On Friday, Jan. 22, 2016, 63 ambitious students gathered to demonstrate their knowledge of history at the DMAE History Fair. Students from Danielle  O’Shea’s, Stephen Hanson’s, Julie Mika’s, Janice Acebo’s and Adrian Bickham’s history classes showed off their presentations during periods one through five in the Common Area. Among the displays were projects on the Reconstruction Act, Immigration, Transcontinental Railway and Native American Leaders. But this event wasn’t simply for fun and educational purposes; this was a competition. The students with the best presentations were selected to advance to the Regional stage of the National History Day competition.

National History Day draws talented and intelligent middle and high school students from across the country. Students are given a theme, and must create a project around it. This year’s theme was Exploration, Encounter, Exchange in History. According to the competition’s website, NHD.com, “The intentional selection of the theme for NHD is to provide an opportunity for students to push past the antiquated view of history as mere facts and dates and drill down into historical content to develop perspective and understanding.”

National History Day dates back to 1980. Today, students may submit their entry as a paper, an exhibit, a performance, a documentary, or a website. The 2016 competition will be on June 12-16 at University of Maryland in College Park, Maryland.  Over 3,000 people are expected to attend. There are over 25 substantial monetary prizes available, ranging from the first place title to the Lee Allen History of Baseball Award sponsored by the Society for American Baseball Research.

Judging is based on the quality of content, originality and depth of research.

The DMAE History Fair has proven that an event can be both educational and fun. With projects presented through many creative forms such as videos, posters and board games, the event drew an audience of students and teachers, and kept the visitors interested.  

“I was impatient in class,” said sophomore Rachel Oh. “I rushed down to the Common Area to see my friends’ presentations during my free periods.”

Sophomore Khalid Isahak presented a scrapbook based on immigrants. He wishes the history fair took place weekly.

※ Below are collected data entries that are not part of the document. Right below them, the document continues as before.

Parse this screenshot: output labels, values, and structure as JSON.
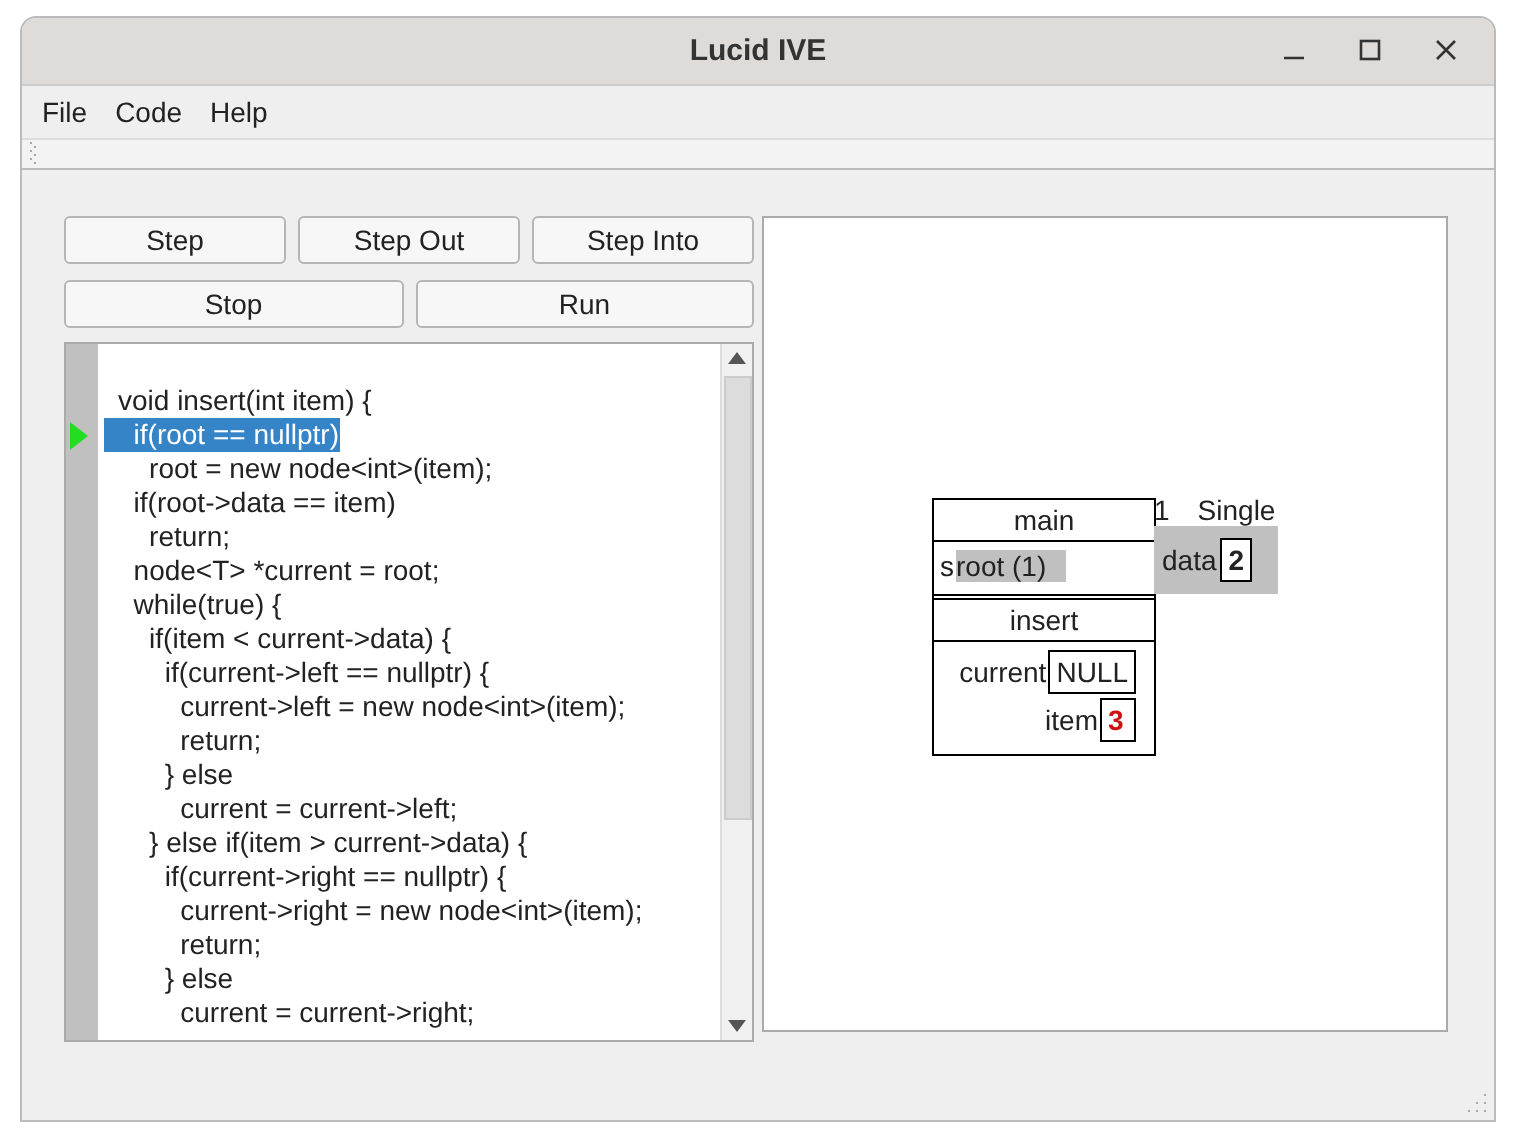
{
  "window": {
    "title": "Lucid IVE"
  },
  "menu": [
    "File",
    "Code",
    "Help"
  ],
  "buttons": [
    [
      "Step",
      "Step Out",
      "Step Into"
    ],
    [
      "Stop",
      "Run"
    ]
  ],
  "code": {
    "lines": [
      {
        "text": "void insert(int item) {",
        "current": false,
        "selected": false
      },
      {
        "text": "  if(root == nullptr)",
        "current": true,
        "selected": true
      },
      {
        "text": "    root = new node<int>(item);",
        "current": false,
        "selected": false
      },
      {
        "text": "  if(root->data == item)",
        "current": false,
        "selected": false
      },
      {
        "text": "    return;",
        "current": false,
        "selected": false
      },
      {
        "text": "  node<T> *current = root;",
        "current": false,
        "selected": false
      },
      {
        "text": "  while(true) {",
        "current": false,
        "selected": false
      },
      {
        "text": "    if(item < current->data) {",
        "current": false,
        "selected": false
      },
      {
        "text": "      if(current->left == nullptr) {",
        "current": false,
        "selected": false
      },
      {
        "text": "        current->left = new node<int>(item);",
        "current": false,
        "selected": false
      },
      {
        "text": "        return;",
        "current": false,
        "selected": false
      },
      {
        "text": "      } else",
        "current": false,
        "selected": false
      },
      {
        "text": "        current = current->left;",
        "current": false,
        "selected": false
      },
      {
        "text": "    } else if(item > current->data) {",
        "current": false,
        "selected": false
      },
      {
        "text": "      if(current->right == nullptr) {",
        "current": false,
        "selected": false
      },
      {
        "text": "        current->right = new node<int>(item);",
        "current": false,
        "selected": false
      },
      {
        "text": "        return;",
        "current": false,
        "selected": false
      },
      {
        "text": "      } else",
        "current": false,
        "selected": false
      },
      {
        "text": "        current = current->right;",
        "current": false,
        "selected": false
      }
    ]
  },
  "stack": [
    {
      "name": "main",
      "vars": [
        {
          "kind": "pointer",
          "prefix": "s",
          "label": "root (1)"
        }
      ]
    },
    {
      "name": "insert",
      "vars": [
        {
          "kind": "value",
          "label": "current",
          "value": "NULL",
          "changed": false
        },
        {
          "kind": "value",
          "label": "item",
          "value": "3",
          "changed": true
        }
      ]
    }
  ],
  "heap": [
    {
      "id": "1",
      "type": "Single",
      "fields": [
        {
          "label": "data",
          "value": "2",
          "changed": false
        }
      ]
    }
  ]
}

“I learned about numerous wars and historical events that took place in the past,” he said. “The presentations helped me learn and establish an overall better understanding of topics that are covered throughout high school,” he added.

Mr. Hanson thought  this year’s fair was an improvement.

“The history fair was better managed and contained this year, because of the reduced number of student presenters,” he said. “My favorite project was the Reconstruction iPhone with apps. Each app’s name was altered and turned into a section of their Reconstruction Act, such as “Camera” being turned into ‘KKKamera.’ My period seven class was rewarded with donuts for being voted best Reconstruction project.”

For next year Mr. Hanson just hopes for  “more of the same.”